Note as well that, while we are focusing on the decision recipient, you are also likely to have to put significant forethought into how you will provide other audiences with appropriate information about the outputs of your AI model. For instance, in cases where the models are supporting decision-making, you will have to provide the end-users or implementers of these models with a depth and level of explanation that is appropriate to assist them in carrying out evidence-based reasoning in way that is context-sensitive and aware of the model’s limitations. Likewise, in instances where models and their results are being reviewed by auditors, you will have to provide information about these systems at a level and depth that is fit for the purpose of the relevant review.

Which explanations should we prioritise?

If the people you are making AI-assisted decisions about are likely to have some domain expertise, you might consider using the rationale explanation. This is because you can be more confident that they can understand the reasoning and logic of an AI model, or a particular decision, as they are more familiar with the topic of the decisions. Additionally, if people subject to your AI-assisted decisions have some technical expertise, or are likely to be interested in the technical detail underpinning the decision, the safety and performance explanation will help.

Alternatively, where you think it’s likely the people will not have any specific expertise or knowledge about either the topic of the decision or its technical aspects, other explanation types such as responsibility, or particular aspects of the safety and performance explanation may be more helpful. This is so that people can be reassured about the safety of the system, and know who to contact to ask about an AI decision.

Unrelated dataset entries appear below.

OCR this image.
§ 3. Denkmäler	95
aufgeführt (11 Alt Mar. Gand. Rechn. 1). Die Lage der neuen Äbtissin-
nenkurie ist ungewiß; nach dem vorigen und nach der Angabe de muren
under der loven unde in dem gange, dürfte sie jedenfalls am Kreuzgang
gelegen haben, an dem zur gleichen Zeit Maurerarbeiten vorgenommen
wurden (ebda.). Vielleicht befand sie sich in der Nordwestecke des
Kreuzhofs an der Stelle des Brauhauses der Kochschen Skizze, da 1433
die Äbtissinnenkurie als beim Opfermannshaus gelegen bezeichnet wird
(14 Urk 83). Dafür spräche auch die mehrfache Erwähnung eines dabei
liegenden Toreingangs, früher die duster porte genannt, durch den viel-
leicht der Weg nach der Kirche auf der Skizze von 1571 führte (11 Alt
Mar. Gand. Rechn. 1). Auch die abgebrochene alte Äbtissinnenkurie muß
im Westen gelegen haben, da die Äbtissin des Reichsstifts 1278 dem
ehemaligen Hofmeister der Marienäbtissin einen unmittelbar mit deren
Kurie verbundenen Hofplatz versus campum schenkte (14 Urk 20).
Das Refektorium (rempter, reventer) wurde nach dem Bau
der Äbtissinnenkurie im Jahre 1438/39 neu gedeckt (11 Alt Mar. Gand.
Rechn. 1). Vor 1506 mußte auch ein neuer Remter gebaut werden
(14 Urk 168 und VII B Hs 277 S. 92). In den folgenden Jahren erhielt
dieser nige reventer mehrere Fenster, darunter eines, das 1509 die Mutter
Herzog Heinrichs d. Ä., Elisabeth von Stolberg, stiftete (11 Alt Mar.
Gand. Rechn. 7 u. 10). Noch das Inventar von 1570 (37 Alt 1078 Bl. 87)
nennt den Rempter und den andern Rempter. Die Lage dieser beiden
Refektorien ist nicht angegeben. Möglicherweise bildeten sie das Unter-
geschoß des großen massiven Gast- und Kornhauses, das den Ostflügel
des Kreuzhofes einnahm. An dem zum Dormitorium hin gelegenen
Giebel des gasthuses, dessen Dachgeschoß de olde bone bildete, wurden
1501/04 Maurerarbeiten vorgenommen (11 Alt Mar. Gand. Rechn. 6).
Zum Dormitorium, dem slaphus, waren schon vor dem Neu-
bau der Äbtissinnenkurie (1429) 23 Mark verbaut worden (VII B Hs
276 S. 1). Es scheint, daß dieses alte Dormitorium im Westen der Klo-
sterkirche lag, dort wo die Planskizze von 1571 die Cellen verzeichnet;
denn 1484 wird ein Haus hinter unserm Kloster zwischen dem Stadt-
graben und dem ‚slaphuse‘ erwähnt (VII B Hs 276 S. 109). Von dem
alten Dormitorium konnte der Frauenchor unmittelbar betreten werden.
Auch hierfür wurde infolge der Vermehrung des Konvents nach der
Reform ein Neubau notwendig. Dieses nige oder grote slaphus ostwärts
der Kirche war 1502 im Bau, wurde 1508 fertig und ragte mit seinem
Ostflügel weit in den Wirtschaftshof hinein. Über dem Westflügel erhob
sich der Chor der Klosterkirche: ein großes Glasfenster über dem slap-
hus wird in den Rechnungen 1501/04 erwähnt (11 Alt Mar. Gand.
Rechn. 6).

Of course, even for those with little knowledge of an area, the rationale explanation can still be useful to explain the reasons why a decision was made in plain and simple terms. But there may also be occasions where the data used and inferences drawn by an AI model are particularly complex (see the ‘data’ factor above), and individuals would rather delegate the rationale explanation to a relevant domain expert. The expert can then review and come to their own informed conclusions about the validity or suitability of the reasons for the decision (eg a doctor in a healthcare setting).